The TB-500 peptide is supplied as a lyophilized powder for laboratory and veterinary research, reconstituted in bacteriostatic or sterile water and kept refrigerated [16]. As a short acetylated peptide it is more chemically robust than the full-length protein, but it is still subject to proteolysis and freeze–thaw degradation, and the identity, purity and correct sequence of unregulated research-grade material are a recurring concern [17].

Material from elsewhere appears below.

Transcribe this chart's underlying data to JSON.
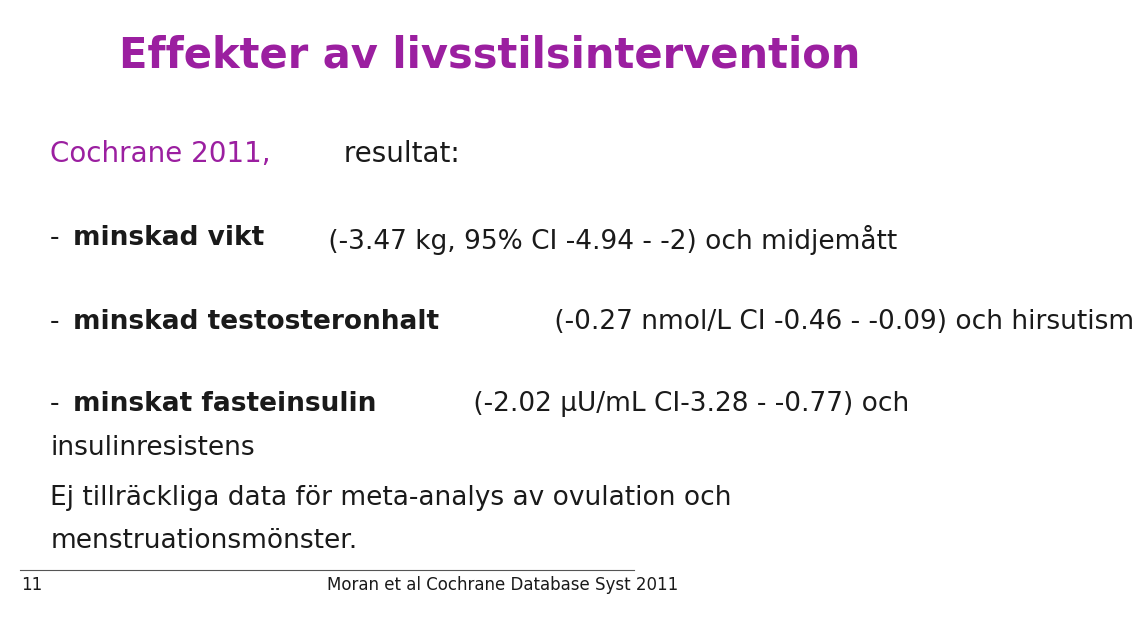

The TB-500 peptide is the analytical and anti-doping referent — equine and human LC-MS detection methods characterize the heptapeptide and its metabolites, not the parent protein [13]. This matters for interpretation: a result attributed to "TB-500" in a sport-science or detection context is about the fragment, while a result attributed to "thymosin beta-4" in a wound-healing or cardiac study is usually about the full protein. The digest keeps the two apart on every page. The detection work exists because of the compound's WADA-prohibited status in sport, which makes the fragment an anti-doping target in its own right.

What TB-500 has been studied for

Across animal and in-vitro models, thymosin beta-4 (and its LKKTETQ region) has been studied for wound and tissue repair, angiogenesis, cardiac and neurological recovery, hair growth, and anti-inflammatory and anti-fibrotic effects [5]. The strongest discrete numbers are preclinical: in a rat full-thickness wound model, topical or intraperitoneal thymosin beta-4 increased re-epithelialization by 42% at 4 days and up to 61% at 7 days versus saline [3]. In mice, the protein activated integrin-linked kinase and Akt and improved cardiac function after coronary artery ligation [2].

These are framed as studied effects, not benefits, and almost all of them used the full-length protein. There are no human efficacy trials of the TB-500 heptapeptide for any indication [6]. The honest summary is a split one: a reproducible animal-model and in-vitro record for thymosin beta-4, and an unproven translation to the isolated fragment in humans. The recovery interest in TB-500 also draws on thymosin beta-4's characterization as an exerkine — a signaling factor released with exercise — though that, too, is parent-protein biology.